Mitten ins Herz Frankreichs

Mit ihrer Satire ist die Zeitung "Charlie Hebdo" bis an die Grenzen gegangen. Sie karikierte Muslime, aber auch Christen oder Juden. Damit hat das französische Blatt sicher im Kampf für die Meinungsfreiheit religiöse Gefühle verletzt, getötet hat es aber nie jemanden. Das ist am Mittwoch passiert, als vermutlich islamistische Attentäter kaltblütig fast die ganze Redaktion von "Charlie Hebdo" auslöschten.
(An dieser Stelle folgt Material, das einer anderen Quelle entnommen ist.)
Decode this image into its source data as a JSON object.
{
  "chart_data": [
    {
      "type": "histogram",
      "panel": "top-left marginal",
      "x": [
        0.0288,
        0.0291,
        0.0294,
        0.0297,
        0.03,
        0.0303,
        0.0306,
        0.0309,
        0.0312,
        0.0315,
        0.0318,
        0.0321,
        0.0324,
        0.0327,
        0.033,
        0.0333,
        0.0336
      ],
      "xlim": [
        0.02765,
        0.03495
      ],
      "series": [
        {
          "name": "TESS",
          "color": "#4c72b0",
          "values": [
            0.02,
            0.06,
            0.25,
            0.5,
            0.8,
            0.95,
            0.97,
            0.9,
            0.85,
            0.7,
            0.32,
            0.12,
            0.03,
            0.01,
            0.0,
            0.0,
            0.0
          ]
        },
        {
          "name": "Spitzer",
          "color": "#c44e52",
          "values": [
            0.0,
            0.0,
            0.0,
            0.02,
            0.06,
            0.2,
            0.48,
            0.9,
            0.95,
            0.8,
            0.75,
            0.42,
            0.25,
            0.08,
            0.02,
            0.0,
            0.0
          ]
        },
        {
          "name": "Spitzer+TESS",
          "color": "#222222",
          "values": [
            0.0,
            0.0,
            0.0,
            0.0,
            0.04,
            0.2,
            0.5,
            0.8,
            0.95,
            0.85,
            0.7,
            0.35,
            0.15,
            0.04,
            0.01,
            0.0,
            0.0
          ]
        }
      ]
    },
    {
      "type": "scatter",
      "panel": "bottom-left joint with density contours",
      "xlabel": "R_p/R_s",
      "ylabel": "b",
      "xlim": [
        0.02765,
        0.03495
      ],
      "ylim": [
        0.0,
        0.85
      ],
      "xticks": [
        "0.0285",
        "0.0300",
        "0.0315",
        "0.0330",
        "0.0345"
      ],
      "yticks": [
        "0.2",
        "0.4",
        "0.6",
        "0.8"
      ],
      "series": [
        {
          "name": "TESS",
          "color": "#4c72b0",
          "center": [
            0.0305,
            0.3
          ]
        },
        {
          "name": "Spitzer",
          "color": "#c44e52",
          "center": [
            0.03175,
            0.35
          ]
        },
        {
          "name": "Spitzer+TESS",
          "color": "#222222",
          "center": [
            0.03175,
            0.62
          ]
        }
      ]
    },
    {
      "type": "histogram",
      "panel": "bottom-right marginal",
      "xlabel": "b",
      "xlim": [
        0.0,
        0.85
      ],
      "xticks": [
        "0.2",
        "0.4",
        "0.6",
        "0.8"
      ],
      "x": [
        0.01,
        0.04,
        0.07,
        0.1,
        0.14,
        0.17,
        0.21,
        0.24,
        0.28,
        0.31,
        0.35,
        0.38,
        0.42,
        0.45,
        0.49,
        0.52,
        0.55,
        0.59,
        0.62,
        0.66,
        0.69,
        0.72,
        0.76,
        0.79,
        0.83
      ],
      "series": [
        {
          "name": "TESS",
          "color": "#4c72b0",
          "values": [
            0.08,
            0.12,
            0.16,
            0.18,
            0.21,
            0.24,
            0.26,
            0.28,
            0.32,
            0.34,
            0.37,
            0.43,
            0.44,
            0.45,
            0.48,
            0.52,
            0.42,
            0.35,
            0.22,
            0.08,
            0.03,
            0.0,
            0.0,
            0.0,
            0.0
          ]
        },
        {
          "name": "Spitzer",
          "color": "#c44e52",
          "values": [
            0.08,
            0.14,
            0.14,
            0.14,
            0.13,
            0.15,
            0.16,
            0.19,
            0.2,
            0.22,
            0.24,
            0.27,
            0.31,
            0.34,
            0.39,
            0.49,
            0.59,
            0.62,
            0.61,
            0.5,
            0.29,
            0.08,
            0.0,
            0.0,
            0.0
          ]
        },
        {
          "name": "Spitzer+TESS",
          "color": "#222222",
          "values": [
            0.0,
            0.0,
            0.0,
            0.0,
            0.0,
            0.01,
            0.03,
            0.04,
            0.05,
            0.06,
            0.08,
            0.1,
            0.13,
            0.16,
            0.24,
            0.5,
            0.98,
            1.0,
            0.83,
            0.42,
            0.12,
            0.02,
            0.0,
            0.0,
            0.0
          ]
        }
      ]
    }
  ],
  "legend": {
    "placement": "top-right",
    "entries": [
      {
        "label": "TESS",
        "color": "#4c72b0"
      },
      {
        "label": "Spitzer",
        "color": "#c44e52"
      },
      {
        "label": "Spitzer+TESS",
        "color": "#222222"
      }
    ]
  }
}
Zwölf Menschen starben bei dem Anschlag in Paris, darunter der Chefredakteur. Es war ein brutaler Angriff auf die Pressefreiheit, wie er sonst vielleicht in Somalia oder Pakistan passiert. Aber eben nicht in Frankreich, wo Freiheit neben Gleichheit und Brüderlichkeit zu den Grundwerten der Republik gehört.

Die Republik ist deshalb bis ins Mark erschüttert. Selbst die Chefin des rechtsextremen Front National (FN), Marine Le Pen, die sonst keinen Anlass auslässt, gegen Muslime zu hetzen, äußert sich zurückhaltend. Noch. Denn dass der FN spätestens morgen den Angriff ausschlachten wird, ist sicher. Offene Worte gegen den radikalen Islam fordert Le Pen nun endlich.

Doch am Mittwoch schließen sich zumindest Sozialisten und Konservative in Trauer zusammen. In der schweren Stunde, in der Frankreich den schlimmsten Terrorangriff seit Jahrzehnten erlebt, sprechen sowohl Präsident François Hollande als auch Oppositionsführer Nicolas Sarkozy davon, zusammenzustehen, einen Block zu bilden gegen die islamistische Gewalt.

Den Attentätern geht es nicht nur um die Pressefreiheit. Sie greifen auch Frankreich selbst an, und zwar mitten ins Herz. In dem Land lebt nicht nur die größte muslimische, sondern auch die größte jüdische Gemeinde Europas. Unter beiden Religionsgemeinschaften dürfte nun die Angst wachsen. Denn die Zahl islamfeindlicher Angriffe hat innerhalb eines Jahres um 30 Prozent zugenommen und die Zahl antisemitischer Übergriffe um 50 Prozent. Von einer "Stigmatisierung" der Muslime war bereits nach früheren Anschlägen die Rede. Da ist es gut, dass nun die nationale Einheit beschworen wird und die Republik, in der es eigentlich nur Franzosen gibt - egal, ob Muslime, Christen oder Juden.

Vielleicht wecken die dramatischen Ereignisse ja jene schweigende Mehrheit auf, die immer noch an die Werte der Republik glaubt. Vielleicht gehen die Franzosen ja zu hunderttausenden auf die Straße, um für Freiheit, Gleichheit und Brüderlichkeit zu demonstrieren, um die es manchmal schlecht bestellt ist. Zehntausende versammelten sich am Mittwochabend in zahlreichen Städten unter dem Motto "Ich bin Charlie". Ein Anfang ist gemacht.